• The Gospel writers felt little need to provide their readers with the mechanics of Jesus’ crucifixion. This horrific form of execution was well known in the Roman Empire.
  • The victim was made to carry the crossbeam to the execution site, an entire cross being too heavy. This public parade ensured that many people would learn what was going to happen. Crucifixion, as a form of state control through terror, was meant to intimidate the masses into submission. Jesus’ route outside the city may have been fairly direct because the execution needed to conclude by sunset, which was the beginning of the Sabbath, and also, according to John’s chronology, was the first night of Passover.

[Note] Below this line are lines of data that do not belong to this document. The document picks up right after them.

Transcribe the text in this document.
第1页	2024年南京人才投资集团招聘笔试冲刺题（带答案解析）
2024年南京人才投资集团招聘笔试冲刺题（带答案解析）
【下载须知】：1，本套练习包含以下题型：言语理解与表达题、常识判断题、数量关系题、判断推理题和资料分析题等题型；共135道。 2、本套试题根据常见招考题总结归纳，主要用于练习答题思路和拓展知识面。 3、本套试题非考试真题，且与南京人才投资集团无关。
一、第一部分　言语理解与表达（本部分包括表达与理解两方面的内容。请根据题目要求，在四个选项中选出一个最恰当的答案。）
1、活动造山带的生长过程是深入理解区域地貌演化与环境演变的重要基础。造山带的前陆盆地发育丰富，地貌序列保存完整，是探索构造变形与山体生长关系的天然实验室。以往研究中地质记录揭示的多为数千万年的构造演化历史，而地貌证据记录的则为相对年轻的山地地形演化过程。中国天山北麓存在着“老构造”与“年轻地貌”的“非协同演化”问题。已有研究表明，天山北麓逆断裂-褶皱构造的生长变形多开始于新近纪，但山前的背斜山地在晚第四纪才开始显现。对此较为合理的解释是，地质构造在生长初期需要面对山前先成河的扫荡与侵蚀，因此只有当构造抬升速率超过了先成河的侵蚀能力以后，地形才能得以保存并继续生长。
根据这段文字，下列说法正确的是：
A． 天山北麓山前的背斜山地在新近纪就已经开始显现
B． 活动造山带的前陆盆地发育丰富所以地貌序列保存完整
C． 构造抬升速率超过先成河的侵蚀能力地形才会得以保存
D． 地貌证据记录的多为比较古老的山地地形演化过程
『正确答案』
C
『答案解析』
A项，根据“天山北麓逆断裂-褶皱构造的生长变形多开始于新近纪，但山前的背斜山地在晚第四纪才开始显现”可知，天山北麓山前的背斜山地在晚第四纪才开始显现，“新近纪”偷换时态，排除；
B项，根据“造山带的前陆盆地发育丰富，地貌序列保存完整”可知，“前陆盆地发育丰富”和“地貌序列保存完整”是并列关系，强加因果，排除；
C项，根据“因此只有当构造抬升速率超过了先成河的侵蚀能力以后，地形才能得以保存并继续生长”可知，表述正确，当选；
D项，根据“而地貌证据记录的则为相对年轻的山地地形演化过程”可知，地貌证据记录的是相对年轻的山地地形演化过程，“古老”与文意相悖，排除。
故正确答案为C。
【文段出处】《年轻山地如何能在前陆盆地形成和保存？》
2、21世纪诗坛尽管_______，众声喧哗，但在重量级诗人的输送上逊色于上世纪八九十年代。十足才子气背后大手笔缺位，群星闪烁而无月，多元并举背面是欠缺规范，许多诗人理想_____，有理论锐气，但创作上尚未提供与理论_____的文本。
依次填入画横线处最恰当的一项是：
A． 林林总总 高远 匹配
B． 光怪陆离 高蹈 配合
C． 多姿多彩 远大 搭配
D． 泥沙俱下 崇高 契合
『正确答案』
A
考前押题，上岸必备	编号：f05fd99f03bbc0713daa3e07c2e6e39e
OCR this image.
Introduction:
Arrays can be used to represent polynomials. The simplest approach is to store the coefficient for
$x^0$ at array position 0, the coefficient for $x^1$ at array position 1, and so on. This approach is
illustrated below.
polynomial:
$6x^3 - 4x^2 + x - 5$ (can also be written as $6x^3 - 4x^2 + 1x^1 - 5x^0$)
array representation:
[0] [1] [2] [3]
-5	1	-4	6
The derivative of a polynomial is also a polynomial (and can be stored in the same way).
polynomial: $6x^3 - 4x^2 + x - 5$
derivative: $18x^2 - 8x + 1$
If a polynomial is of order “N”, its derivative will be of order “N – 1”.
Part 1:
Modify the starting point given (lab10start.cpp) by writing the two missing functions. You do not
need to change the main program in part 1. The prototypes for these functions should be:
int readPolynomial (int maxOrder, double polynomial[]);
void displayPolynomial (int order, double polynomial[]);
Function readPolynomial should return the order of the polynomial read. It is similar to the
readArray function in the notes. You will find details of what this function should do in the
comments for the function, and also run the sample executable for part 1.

  • There is little reason to think that Jesus’ execution deviated very much from fairly typical Roman procedure. Upon reaching the small rocky hill outside the gates, the three victims were stripped naked and nailed to their crossbeams, which were then lifted up to the vertical posts that were permanently mounted at the execution site. The victims may have sat upon a small projecting peg, though since Jesus’ death was fairly rapid that may not have been true in his case. The feet were nailed through the ankles into either side of the vertical posts. The completed crosses stood little more than a foot or two off the ground.
  • Jewish pilgrims entering the city for the Passover would thus be greeted by the grizzly spectacle of the pinioned men screaming in agony, their slightest movement sending spasms of pain through their pierced nerve endings. The capital offenses written on the crosses would warn potentially violent Passover travelers that the Romans were in firm control. The horror of crucifixion lay in the fact that – since no vital organs were damaged – pain was prolonged as intensely as possible over as long a time as possible. Thus, passersby would learn to fear Roman retribution. The duration of the torture could be regulated by the intensity of the preceding flogging and by whether nails were used in both hands and feet.
  • The Marcan chronology of a crucifixion lasting six hours seems reasonable given the circumstances. Death would come inexorably from traumatic shock, blood loss, and circulatory collapse. It could be hastened by the procedure mentioned in John’s Gospel of breaking the legs of the victims.